At the heart of polarity management is the understanding that polarities are interconnected sets of values that come in a pair (Joy and Seriousness; Joy and Sorrow; Joy and Grieving, for example). We tend to only focus on one pole, or the “desirable” value because that’s what we’re aiming for but because we neglect the upsides of the other value pair we inadvertently end up creating the downsides of the overly emphasized values which can cause the energy in that system to compensate and balance. For example, if we love a decentralized approach because of all its benefits like agility but ignore the upsides/benefits of a centralized approach (efficiency, standardization) we may find ourselves noticing that the decentralization has produced undesirable results and costs and may want a bit more of the centralized approach.

Said differently, when we only identify the value itself without identifying its pair we set ourselves up for its absence because we are always trying to have a “YES” or “AND” situation of dynamic balance, of harvesting the good stuff while staving off the downsides of each value. So that means that an individual or team must first:

  • Look within to identify that which is core to their identity (values)
  • Identify its pair
  • Identify the downsides of both values
  • Identify early indicators that we are overly emphasizing one value or pair at the expense of the other.

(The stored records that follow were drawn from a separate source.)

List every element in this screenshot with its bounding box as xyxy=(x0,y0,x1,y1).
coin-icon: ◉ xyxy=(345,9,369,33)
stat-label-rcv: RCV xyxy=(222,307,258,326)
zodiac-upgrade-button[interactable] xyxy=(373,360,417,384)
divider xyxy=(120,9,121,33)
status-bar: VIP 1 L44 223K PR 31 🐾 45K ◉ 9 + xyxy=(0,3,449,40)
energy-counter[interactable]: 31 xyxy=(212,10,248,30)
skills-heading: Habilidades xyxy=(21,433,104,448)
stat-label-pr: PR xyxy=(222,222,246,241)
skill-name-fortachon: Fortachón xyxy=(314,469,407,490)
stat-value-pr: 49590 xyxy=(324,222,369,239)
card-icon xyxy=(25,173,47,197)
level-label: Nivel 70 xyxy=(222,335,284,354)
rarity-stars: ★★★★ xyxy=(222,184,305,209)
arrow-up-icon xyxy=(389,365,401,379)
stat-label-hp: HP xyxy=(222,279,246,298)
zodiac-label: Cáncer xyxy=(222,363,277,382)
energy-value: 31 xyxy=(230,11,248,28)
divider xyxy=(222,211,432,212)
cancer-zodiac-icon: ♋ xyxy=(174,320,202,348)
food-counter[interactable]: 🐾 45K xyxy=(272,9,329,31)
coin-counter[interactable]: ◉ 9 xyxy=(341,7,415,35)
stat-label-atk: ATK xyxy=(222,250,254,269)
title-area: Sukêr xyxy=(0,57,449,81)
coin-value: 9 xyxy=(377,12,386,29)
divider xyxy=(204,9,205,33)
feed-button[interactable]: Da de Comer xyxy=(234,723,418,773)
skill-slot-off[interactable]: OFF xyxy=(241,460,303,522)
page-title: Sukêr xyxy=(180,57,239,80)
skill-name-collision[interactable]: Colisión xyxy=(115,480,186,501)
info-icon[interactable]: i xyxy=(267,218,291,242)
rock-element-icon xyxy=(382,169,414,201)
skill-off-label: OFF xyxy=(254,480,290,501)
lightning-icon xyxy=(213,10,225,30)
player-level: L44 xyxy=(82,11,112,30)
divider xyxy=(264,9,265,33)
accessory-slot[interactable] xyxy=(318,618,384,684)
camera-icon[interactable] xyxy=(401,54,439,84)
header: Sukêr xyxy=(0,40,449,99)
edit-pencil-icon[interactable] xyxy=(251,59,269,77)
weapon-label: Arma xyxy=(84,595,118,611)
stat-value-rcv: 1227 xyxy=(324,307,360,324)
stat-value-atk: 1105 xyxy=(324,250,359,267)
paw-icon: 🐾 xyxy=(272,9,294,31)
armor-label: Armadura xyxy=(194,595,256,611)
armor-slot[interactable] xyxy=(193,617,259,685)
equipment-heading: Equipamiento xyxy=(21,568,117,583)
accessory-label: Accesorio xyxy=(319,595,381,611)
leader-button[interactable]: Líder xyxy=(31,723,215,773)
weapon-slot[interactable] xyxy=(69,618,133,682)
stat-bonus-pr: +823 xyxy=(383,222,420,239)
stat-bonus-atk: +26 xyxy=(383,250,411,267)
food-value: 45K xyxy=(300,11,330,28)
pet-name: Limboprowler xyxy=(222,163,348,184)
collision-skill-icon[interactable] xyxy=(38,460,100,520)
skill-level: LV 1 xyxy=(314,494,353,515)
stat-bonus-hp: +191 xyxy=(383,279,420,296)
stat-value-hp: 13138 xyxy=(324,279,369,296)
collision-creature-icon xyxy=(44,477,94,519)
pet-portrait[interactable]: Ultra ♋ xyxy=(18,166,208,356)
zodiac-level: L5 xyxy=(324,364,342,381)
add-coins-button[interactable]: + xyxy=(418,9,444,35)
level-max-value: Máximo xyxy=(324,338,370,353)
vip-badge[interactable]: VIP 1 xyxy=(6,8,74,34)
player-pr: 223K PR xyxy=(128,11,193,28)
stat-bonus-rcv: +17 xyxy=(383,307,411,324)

Polarities are always about power. They’re always about energy. Energy always moves through systems, it’s unavoidable, unsolvable, unstoppable, and indestructible. We sit in it, it’s available to us. You have to intentionally empower both poles or support the power of both poles. Holding power and sharing power are a fundamental pair and you can see it between dictatorships and democracies, or between parties. An election is essentially a way to see if it’s time to shift the energy of self-governance.

Some classic polarities:

  • Taking care of yourself and sharing
  • Spending and savings
  • Challenge and support
  • Confidence and humility
  • Data driven decisions and Instinct and experience driven decisions

Strategies employed by organizations to manage polarities more effectively

  • Framing: both – and (versus either – or)
  • Differentiating: it’s NOT about compromising and trade-offs (you want to be clear what you’re trying to create from both poles)
  • Integrating: both poles serve on another and the whole

Here’s a polarity map, a handy little tool that helps groups articulate the up and downsides of interconnected values pairs. By doing so, you can be as conscious about what “good looks like” and “what bad looks like” along with some simple techniques for continuously generating more of the “good stuff” as well as early indicators (heads-up!!) that the “bad stuff” might be sneaking in. When we are consciously managing the tensions between our poles via dialogue and reflection as a group we are being adaptable as leaders and a team. The polarity’s upsides and downsides are always just concepts; it’s the meaning making that people do within a decision context (budgeting, making decision trade-offs, dealing with unanticipated impacts, etc) that this model becomes especially helpful because it’s helping people manage the particular value (the part) against the larger whole of your desired culture and brand.